MEGAN MCARDLE: What We Don’t Know About False Claims Of Rape.
The number of false rape reports is obviously a number we’d like to have. Whether that number is many, or few, alters how vigorously police interrogate victim’s stories, how the media treats accusations of rape, how juries decide tricky cases. Maybe it shouldn’t, you’d argue, but humans are imperfect, and it inevitably does. It’s not surprising that in the wake of the Rolling Stone debacle, we’ve had a lot of feminists claiming that we should draw no wider lessons from this case because statistics show that false positives are rare, and a lot of people on the other side arguing that they can show beyond a reasonable doubt that false reports are epidemic. Both sides should stop, because they are wrong.
I don’t mean that they disagree with me. I don’t mean I think they are wrong. I mean that they are wrong.
Any number of pieces have recently been written suggesting that we actually know — or have a pretty good idea — how many rape reports are false. Deadspin, for example, of the Jameis Winston case: “There’s no doubt that being falsely accused of rape is a dreadful thing that no one should have to endure. One of the reasons it is such a dreadful thing is that false accusations of rape basically do not happen. Statistically, between 2% and 8% of reported rapes are found to be false, but only about 40% of rapes are reported. Do a little math and that means that, for every false accusation of rape, there are up to 100 actual rapes that take place.” When I pointed out on Twitter that the author did not know the percentage of false rape reports, and therefore could not possibly calculate the ratio of false reports to rapes, he suggested that this was a matter of opinion: Maybe I liked one study better, but he thought his was pretty good. This is not a difference of opinion; it is simply a misunderstanding about the data. He has substituted a number he knows — which is, presented in its absolutely best light, the percentage of reports that can definitely be shown to be false by investigators using stringent criteria — for a number he does not know, which is how many reports of rape are actually false.

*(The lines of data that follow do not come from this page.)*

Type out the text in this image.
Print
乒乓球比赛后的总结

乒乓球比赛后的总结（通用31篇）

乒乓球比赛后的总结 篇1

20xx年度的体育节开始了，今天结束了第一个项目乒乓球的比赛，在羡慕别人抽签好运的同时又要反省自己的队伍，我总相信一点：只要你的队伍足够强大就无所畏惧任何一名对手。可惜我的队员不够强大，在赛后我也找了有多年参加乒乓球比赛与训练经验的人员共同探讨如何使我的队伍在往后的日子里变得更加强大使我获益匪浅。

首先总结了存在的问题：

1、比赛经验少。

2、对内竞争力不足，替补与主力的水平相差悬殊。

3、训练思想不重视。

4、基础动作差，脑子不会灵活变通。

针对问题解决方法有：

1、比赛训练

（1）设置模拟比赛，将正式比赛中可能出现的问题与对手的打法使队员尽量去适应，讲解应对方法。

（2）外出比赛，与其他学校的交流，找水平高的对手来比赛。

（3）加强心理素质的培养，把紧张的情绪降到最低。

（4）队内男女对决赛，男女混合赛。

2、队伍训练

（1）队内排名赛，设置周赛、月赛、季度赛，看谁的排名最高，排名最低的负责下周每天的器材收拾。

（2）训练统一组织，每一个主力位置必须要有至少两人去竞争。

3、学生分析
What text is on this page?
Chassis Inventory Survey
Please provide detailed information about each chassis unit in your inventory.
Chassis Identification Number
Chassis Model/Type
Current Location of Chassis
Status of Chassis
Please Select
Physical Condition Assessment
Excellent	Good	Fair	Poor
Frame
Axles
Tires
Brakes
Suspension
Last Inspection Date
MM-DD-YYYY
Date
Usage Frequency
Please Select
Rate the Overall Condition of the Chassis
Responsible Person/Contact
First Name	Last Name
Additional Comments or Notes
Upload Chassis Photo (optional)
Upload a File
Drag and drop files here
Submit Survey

Perhaps a parallel will make what I mean more clear. Every year, it’s virtually certain that some number of people get away with killing their spouses. More than occasionally, it happens that investigators think they killed their spouses. They’re maybe even pretty sure that they killed their spouses. But they can’t prove it. In the statistics, this will not show up as “spousal murder” or “intimate partner violence”; it will show up as an unsolved case. But they still killed their spouse. How often does this happen? We have absolutely no idea.
I’ve now spent quite a bit of time reading research on rape prevalence over the last few decades. What you see in the literature on false reports is a general move from methods designed to exclude more false negatives (finding a rape report to be true, when in fact it was false), toward one that is designed to minimize the number of false positives (finding a rape report to be false, when in fact it was true). They use quite stringent criteria, where you basically need a confession, or strong evidence that the attack could not have happened as described, to declare it false.
First determine the outcome you want, then develop your methodology. It’s not social science. It’s social science.